Unstructured data governance
Unstructured data governance applies the same rigor you use for databases — access controls, retention policies, quality standards, classification — to documents, emails, recordings, and other content that lives outside your structured systems. Most organizations govern their databases carefully but let their shared drives, email archives, and document repositories grow unchecked. As AI starts reading and acting on this content, governing it becomes urgent — because an AI agent with access to unclassified documents doesn't know which ones are drafts, which are outdated, and which contain sensitive information.
Go deeper
Your AI assistant just surfaced a three-year-old draft proposal to a current client — one with pricing 40% below your current rates and promises you never intended to keep. The client saw it in a system-generated summary because nobody ever deleted the draft from the shared drive, and nobody told the AI which documents are current and which are abandoned. Your shared drive has 50,000 files. Maybe 20,000 are current. The AI treats all 50,000 as equally valid because nobody has classified them.

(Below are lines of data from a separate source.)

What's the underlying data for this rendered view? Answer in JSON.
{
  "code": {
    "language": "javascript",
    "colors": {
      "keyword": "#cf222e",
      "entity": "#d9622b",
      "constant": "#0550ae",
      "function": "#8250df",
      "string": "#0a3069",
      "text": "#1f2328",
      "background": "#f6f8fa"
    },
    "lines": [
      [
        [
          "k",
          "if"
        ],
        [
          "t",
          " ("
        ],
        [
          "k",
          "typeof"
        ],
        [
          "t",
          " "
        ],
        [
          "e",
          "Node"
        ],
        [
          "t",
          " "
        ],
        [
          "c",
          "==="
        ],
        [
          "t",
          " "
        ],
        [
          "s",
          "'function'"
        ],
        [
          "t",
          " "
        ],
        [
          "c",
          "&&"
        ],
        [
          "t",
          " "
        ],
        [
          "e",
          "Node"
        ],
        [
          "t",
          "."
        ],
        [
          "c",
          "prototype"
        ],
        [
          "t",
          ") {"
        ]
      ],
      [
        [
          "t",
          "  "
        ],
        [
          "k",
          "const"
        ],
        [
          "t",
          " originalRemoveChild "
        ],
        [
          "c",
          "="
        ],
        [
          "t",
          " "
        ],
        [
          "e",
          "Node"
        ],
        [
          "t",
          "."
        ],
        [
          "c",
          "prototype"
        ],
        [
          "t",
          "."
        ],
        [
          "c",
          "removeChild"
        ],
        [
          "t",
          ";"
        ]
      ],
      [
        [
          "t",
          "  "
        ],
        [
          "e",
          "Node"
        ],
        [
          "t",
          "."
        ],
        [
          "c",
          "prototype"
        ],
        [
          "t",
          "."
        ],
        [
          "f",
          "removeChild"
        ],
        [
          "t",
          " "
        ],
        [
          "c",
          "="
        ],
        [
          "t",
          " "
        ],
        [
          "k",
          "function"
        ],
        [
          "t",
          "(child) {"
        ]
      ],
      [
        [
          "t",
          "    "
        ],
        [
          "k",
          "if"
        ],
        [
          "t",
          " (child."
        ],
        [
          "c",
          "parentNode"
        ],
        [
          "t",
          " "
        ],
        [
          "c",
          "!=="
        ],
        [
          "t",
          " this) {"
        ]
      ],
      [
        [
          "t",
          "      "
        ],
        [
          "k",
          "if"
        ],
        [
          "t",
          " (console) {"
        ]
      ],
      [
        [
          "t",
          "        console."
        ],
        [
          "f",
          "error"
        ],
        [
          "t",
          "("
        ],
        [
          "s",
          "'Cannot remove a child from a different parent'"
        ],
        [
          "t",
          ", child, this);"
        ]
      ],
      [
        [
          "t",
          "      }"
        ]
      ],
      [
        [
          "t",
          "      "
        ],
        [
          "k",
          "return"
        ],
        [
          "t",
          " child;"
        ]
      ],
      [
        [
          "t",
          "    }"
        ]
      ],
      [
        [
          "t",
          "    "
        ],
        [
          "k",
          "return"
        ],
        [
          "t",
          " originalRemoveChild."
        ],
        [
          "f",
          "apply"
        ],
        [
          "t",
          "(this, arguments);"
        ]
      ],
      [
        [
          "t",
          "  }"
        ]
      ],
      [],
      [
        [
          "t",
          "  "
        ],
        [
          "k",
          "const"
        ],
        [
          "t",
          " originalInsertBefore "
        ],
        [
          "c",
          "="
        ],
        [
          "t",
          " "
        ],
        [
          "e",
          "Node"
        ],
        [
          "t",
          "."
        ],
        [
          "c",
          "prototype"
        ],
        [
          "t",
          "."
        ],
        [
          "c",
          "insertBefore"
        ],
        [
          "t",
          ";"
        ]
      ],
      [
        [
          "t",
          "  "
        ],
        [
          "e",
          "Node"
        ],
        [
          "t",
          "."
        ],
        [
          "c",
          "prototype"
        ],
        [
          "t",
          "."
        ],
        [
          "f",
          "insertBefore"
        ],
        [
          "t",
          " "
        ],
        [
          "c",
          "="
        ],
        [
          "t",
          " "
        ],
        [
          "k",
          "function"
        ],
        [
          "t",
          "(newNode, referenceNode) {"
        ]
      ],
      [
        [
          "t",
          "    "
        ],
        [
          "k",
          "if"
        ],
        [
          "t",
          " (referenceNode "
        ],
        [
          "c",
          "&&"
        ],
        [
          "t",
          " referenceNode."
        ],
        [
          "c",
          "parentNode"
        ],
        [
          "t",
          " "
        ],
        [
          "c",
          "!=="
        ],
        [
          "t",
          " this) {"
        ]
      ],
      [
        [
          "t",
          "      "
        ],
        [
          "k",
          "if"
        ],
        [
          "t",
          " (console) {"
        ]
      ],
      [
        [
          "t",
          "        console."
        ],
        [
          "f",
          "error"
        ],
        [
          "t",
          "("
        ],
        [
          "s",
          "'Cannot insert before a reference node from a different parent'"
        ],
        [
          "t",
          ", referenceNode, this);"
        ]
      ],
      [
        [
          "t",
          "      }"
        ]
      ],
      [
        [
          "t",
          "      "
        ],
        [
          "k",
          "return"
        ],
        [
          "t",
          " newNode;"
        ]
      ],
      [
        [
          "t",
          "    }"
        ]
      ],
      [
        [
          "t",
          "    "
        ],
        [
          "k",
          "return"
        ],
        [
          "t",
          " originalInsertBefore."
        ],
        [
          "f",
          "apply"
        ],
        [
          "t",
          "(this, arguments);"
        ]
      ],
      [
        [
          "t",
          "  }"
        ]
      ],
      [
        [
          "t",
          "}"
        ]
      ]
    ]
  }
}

The trap most companies fall into is governing their databases meticulously while letting their document repositories become digital landfills. When humans were the only readers, it was annoying but manageable — people learned which folders to ignore. AI doesn't have that instinct. It reads everything with equal weight. Unclassified, ungoverned documents become liabilities the moment you give an AI system access to them.
Questions to ask
- How many files are in our shared drives, and what percentage have been reviewed, classified, or confirmed as current in the last two years?
- Before giving an AI tool access to our documents, do we have a process to define which content is authoritative versus draft, archived, or deprecated?
- Who owns the governance of our unstructured content — and do they know they own it?